There are several competing and overlapping theories about
parallel universes, but the most basic is based on the simple,
if mind-boggling, idea that if the universe is infinite then
logically everything that could possible occur has happened or
will happen.

Try this on for size: a copy of you living on a planet and in a
solar system like ours is reading these words just as you are.
Your lives have been carbon copies up to now, but maybe he or
she will keep reading even if you don't, says Max Tegmark, a
cosmologist at MIT in Boston, Massachusetts.

The existence of such a doppleganger "does not even assume
speculative modern physics, merely that space is infinite and
rather uniformly filled with matter as indicated by recent
astronomical observations," Tegmark concluded in a study of
parallel universes published by Cambridge University.

"Your alter ego is simply a prediction of the so-called
concordance model of cosmology," he said.
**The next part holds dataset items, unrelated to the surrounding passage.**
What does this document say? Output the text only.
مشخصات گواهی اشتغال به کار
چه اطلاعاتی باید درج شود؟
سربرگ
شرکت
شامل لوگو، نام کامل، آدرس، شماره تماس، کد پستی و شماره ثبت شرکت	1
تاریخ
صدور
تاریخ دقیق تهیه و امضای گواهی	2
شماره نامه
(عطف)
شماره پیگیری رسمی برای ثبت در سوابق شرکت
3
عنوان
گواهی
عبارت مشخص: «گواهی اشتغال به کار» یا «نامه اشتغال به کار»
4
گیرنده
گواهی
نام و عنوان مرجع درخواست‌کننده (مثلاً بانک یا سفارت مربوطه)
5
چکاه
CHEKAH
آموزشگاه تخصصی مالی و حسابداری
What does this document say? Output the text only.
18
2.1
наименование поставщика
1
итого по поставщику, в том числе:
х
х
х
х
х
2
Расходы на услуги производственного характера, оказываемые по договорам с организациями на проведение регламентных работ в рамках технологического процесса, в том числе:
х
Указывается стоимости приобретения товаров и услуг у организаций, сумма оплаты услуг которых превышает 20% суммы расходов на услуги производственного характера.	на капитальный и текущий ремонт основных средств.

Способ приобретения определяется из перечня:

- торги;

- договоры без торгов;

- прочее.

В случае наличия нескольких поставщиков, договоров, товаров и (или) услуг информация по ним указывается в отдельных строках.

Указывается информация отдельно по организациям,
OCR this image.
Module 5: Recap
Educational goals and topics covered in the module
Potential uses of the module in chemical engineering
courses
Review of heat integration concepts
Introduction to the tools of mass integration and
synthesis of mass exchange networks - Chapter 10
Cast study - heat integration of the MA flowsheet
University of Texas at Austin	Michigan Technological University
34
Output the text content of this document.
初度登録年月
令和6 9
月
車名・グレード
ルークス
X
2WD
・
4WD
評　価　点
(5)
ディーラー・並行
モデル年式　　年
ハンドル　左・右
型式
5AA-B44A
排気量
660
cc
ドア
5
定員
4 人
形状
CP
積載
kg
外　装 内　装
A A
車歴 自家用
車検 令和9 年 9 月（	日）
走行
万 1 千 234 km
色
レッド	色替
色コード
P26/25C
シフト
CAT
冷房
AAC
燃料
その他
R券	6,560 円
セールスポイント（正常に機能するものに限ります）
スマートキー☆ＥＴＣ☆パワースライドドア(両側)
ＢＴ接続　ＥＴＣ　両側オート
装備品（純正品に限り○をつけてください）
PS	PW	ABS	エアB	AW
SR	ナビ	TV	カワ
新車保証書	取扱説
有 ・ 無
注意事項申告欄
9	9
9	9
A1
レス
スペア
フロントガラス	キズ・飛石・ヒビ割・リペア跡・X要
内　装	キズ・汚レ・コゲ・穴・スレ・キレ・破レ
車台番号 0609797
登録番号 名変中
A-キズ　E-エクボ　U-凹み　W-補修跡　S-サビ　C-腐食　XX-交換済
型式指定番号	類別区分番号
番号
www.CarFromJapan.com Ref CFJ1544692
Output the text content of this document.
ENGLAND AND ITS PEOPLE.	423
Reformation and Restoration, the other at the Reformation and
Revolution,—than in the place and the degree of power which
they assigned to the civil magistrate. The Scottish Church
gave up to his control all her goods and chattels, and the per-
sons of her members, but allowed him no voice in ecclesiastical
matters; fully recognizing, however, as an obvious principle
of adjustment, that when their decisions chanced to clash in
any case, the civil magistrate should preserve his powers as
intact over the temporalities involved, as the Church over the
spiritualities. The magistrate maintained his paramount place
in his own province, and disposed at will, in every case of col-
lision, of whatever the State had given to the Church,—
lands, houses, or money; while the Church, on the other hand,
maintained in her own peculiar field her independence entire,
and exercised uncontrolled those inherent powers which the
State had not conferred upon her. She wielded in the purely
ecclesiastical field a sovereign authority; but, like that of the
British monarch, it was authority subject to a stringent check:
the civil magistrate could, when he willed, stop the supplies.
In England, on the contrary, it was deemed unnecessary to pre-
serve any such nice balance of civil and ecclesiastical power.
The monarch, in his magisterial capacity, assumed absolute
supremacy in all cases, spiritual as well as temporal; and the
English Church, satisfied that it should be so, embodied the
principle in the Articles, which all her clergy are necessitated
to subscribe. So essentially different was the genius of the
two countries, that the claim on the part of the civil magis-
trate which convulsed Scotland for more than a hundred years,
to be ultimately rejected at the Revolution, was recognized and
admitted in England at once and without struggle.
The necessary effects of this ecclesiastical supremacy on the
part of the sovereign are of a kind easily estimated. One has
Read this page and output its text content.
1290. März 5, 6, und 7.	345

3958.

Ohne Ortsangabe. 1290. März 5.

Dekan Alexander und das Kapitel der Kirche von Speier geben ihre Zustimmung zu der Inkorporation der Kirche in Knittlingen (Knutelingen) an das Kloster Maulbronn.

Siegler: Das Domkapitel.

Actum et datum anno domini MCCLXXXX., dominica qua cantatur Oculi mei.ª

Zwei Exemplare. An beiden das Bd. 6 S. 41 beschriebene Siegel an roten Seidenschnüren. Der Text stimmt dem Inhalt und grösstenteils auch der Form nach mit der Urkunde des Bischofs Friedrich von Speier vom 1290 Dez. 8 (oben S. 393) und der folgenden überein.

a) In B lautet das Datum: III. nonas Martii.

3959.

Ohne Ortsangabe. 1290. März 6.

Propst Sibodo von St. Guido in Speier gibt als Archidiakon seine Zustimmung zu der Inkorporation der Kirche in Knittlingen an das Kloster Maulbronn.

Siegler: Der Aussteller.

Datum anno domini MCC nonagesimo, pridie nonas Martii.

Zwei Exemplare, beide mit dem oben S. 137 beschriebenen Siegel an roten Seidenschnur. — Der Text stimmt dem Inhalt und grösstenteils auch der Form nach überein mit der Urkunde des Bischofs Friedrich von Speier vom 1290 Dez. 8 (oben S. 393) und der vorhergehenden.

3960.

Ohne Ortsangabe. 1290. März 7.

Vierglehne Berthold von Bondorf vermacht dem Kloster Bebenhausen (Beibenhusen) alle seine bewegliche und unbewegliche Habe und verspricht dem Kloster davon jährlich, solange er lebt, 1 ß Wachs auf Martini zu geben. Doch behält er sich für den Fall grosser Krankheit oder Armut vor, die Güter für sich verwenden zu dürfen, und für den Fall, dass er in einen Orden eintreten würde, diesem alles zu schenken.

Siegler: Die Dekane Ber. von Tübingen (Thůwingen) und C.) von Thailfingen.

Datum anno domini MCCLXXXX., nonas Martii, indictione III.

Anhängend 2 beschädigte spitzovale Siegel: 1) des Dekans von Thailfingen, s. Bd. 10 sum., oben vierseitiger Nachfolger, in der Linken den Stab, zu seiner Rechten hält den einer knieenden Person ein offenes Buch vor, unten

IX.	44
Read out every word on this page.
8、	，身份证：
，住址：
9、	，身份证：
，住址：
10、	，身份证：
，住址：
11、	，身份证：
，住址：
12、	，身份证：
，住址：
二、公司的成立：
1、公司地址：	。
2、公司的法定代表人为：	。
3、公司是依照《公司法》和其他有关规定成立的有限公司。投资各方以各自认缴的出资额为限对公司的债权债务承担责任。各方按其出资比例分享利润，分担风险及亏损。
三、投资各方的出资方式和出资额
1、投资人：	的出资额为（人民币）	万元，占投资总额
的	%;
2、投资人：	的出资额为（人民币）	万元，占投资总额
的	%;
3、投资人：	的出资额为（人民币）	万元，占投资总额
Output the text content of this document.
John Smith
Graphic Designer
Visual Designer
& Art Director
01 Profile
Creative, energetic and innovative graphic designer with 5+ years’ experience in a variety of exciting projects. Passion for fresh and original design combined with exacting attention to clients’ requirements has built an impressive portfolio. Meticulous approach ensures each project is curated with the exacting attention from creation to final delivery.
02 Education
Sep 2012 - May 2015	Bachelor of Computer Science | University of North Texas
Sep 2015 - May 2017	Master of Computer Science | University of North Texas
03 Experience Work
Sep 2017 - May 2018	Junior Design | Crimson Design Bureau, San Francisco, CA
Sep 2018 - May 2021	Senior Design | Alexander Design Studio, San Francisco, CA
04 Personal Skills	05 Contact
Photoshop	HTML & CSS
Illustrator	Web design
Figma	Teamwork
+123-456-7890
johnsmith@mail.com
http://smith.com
Another type of multiverse arises with the theory of chaotic
inflation, which tells us that all these parallel worlds are
expanding so rapidly - stretching further and further in to
space - that they remain out of reach even if one could travel
at the speed of light forever.

Things get even stranger when one brings the often counter-
intuitive laws of quantum physics into the picture, these
experts say.

In a landmark paper published in 1957 while he was still a
graduate student at Princeton University, mathematician Hugh
Everett showed how quantum theory predicts that a single
classical reality should gradually split into separate but
simultaneously existing realms.

"This is simply a way of trusting strictly the fundamental
equations of quantum mechanics," says Barrau. "The worlds are
not spatially separated, but exist as kinds of 'parallel'

The borderline between physics and metaphysics is not defined by
whether an entity can be observed, but whether it is testable,
pointed out Tegmark.

There are many phenomena - black holes, curved space, the
slowing of time at high speeds, even a round and rotating Earth
- that were once rejected as scientific heresy before being
proven through experimentation, even if some remain beyond the
grasp of observation, he said.

He concluded that it was becoming increasingly clear that
multiverse models grounded in modern physics could be
empirically testable, predictive and disprovable.